Rim'K

Rim'K

Et de trois ! Voici Chef de famille, troisième album solo de Rim'K, rappeur échappé pour un temps du 113, qui propose ici 17 morceaux au son imposant et aux mots choisis.

"On n’est pas des anciens, frérot, on est des tauliers !", lance Rim'K dès le premier morceau de ce troisième album solo, sûrement le plus accompli. La suite défouraille sur un violent breakbeat. Un extrait ? Le voici : "Les MCs, les groupies, le public m’appellent Tonton/Ils connaissent mon portrait rebeu, mon portrait robot/J’arrive seul, je n’ai que ma mère et ma kalachnikov/Putain d’époque, les Yougos de Paname m’appellent Rimkov". À peine Rim'K a-t-il dressé ce Portrait Robot de lui-même qu’il embarque l’auditeur dans une grosse heure de musique ponctuée de shoots d’adrénaline, de tubes calibrés dancefloor et de grands moments, comme cette Urbaine poésie qui accueille la voix de basse de Grand Corps Malade et s’offre un superbe refrain signé Toma.
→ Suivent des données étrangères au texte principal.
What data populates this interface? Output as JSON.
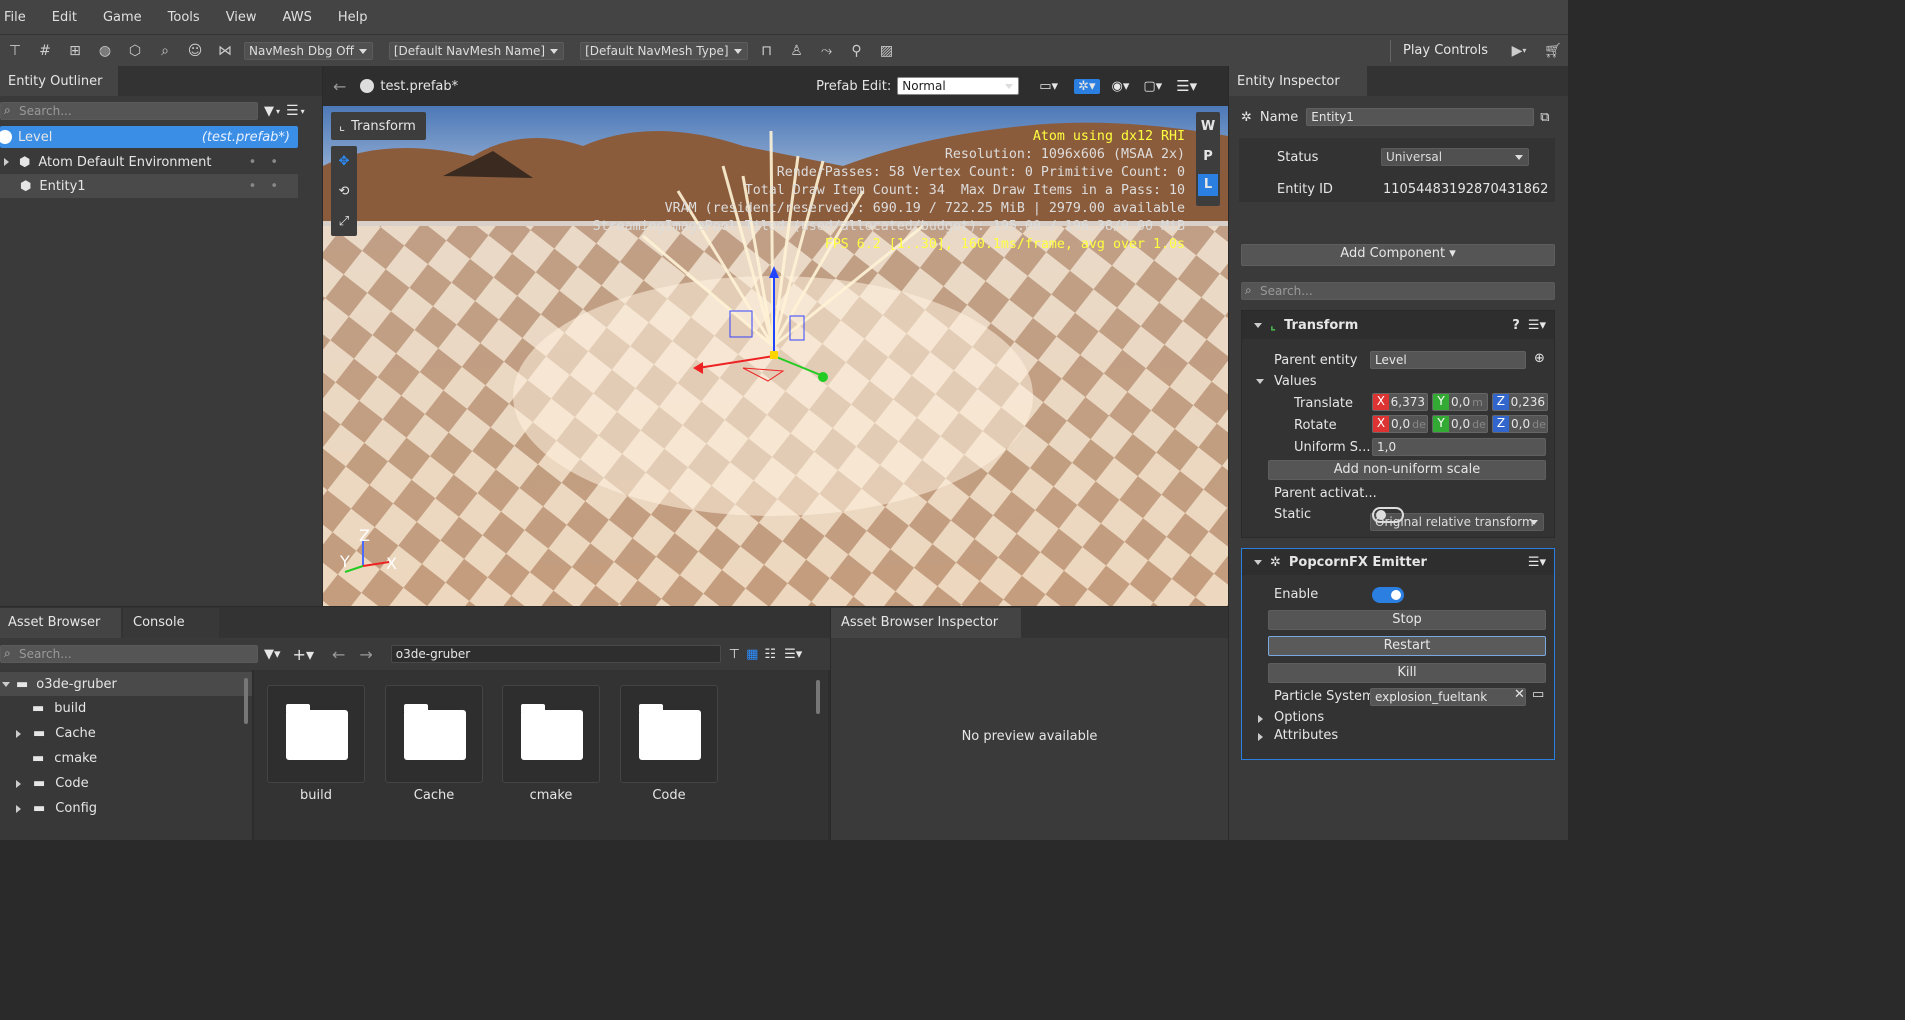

Sur les 17 chansons de cet album ample et généreux, Rim'K n’a pas hésité à élargir la gamme de ses instrumentaux. Là où le 113 faisait dans le rap hardcore avec des envolées électro, Rim'K solo visite le bled, titille le funk et fait des incursions dans la chanson. Sans oublier de "racailler", bien sûr, le meilleur exemple de cette fascination pour le monde de la délinquance étant évidemment Call Of The Bitume, le duo avec Booba qui multiplie les punchlines saignantes, comme un duel de fines lames microphoniques joutant dans l’arène du studio. Classico, clippé à Ketama (Maroc) par Chris Macari, est un autre pilier de ce disque touffu. Un titre où Rim'K joue les voyous, avec cette rime qui marque : "Je crée une nouvelle ligne de vêtement, je fabrique des gilets pare-balles/Du haut de ma carrière, je peux pas les voir du haut de la montagne".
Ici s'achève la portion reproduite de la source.